Another component of true empathy is knowing you do not know what is best for the other person.  This means suspending judgment and being in the present moment, rather than attempting to draw conclusions based on the past.  For example, how do you respond to a friend who is in excruciating emotional pain because her husband has just asked for a divorce so he can be with another woman?  Or, how do you respond to an anguished parent who has just lost a child?

A Course in Miracles says this about true empathy.

To empathize does not mean to join in suffering, for that is what you must refuse to understand.  That is the ego’s interpretation of empathy, and is always used to form a special relationship in which the suffering is shared. . . .  You do not know what empathizing means.   Yet of this you may be sure; if you will merely sit quietly by and let the Holy Spirit relate through you, you will empathize with strength and will gain in strength and not in weakness–Chapter 16, Section I, 1-2, 6-7)

If you are uncomfortable with “Holy Spirit” as too much Christian terminology, please go to my article “The Other Voice,” which explains the Holy Spirit is only one of many words or phrases to describe the knowing or wisdom we all have within us.  The point is true empathy does not mean obsessing over finding exactly the correct words or taking the right actions.  It means getting quiet, being fully present, and allowing your response to be expressed through you, not by you.

    

3 Comments

  1. This article is exactly what my grieving heart was searching for. How do I respond to just finding out about Bob’s (the sailboat guy) issues of his son committing suicide, x wife dyeing, brother not doing well with Covid, and his prostrate cancer spreading to his bladder.
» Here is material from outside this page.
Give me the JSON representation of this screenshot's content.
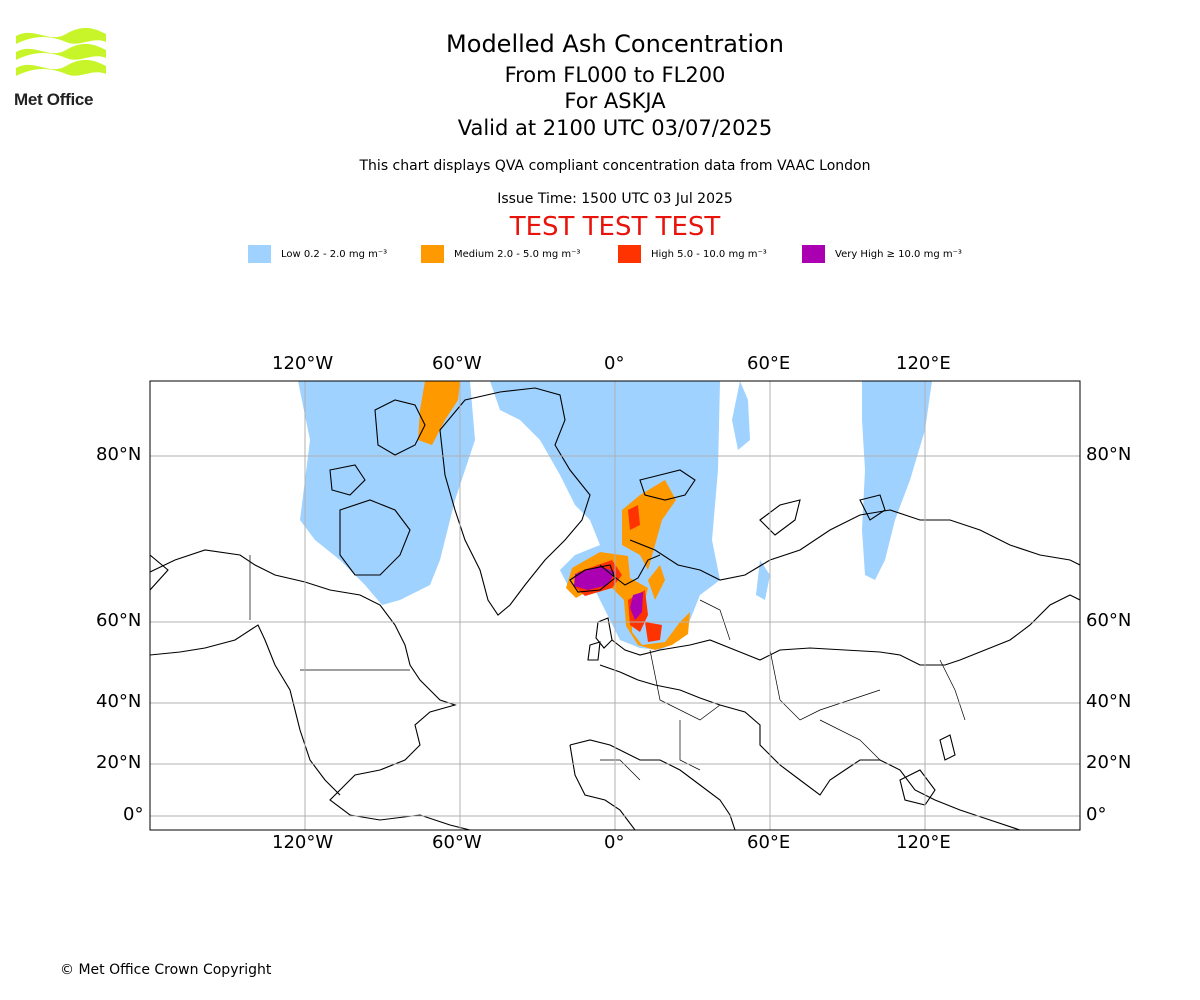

Empathy and Love not sympathy. Muchas Gracias! I love you.

  2. I too am often torn about what I should write or say to someone who has recently experienced a loss or death. This article has given me new incite on how best to comfort and give strength during loss and grief.

    • Stephen Timm

      Thanks for your comment. My purpose in writing the article (and all articles on this site) is to provide something practical and useful in everyday living, so I especially value your comment.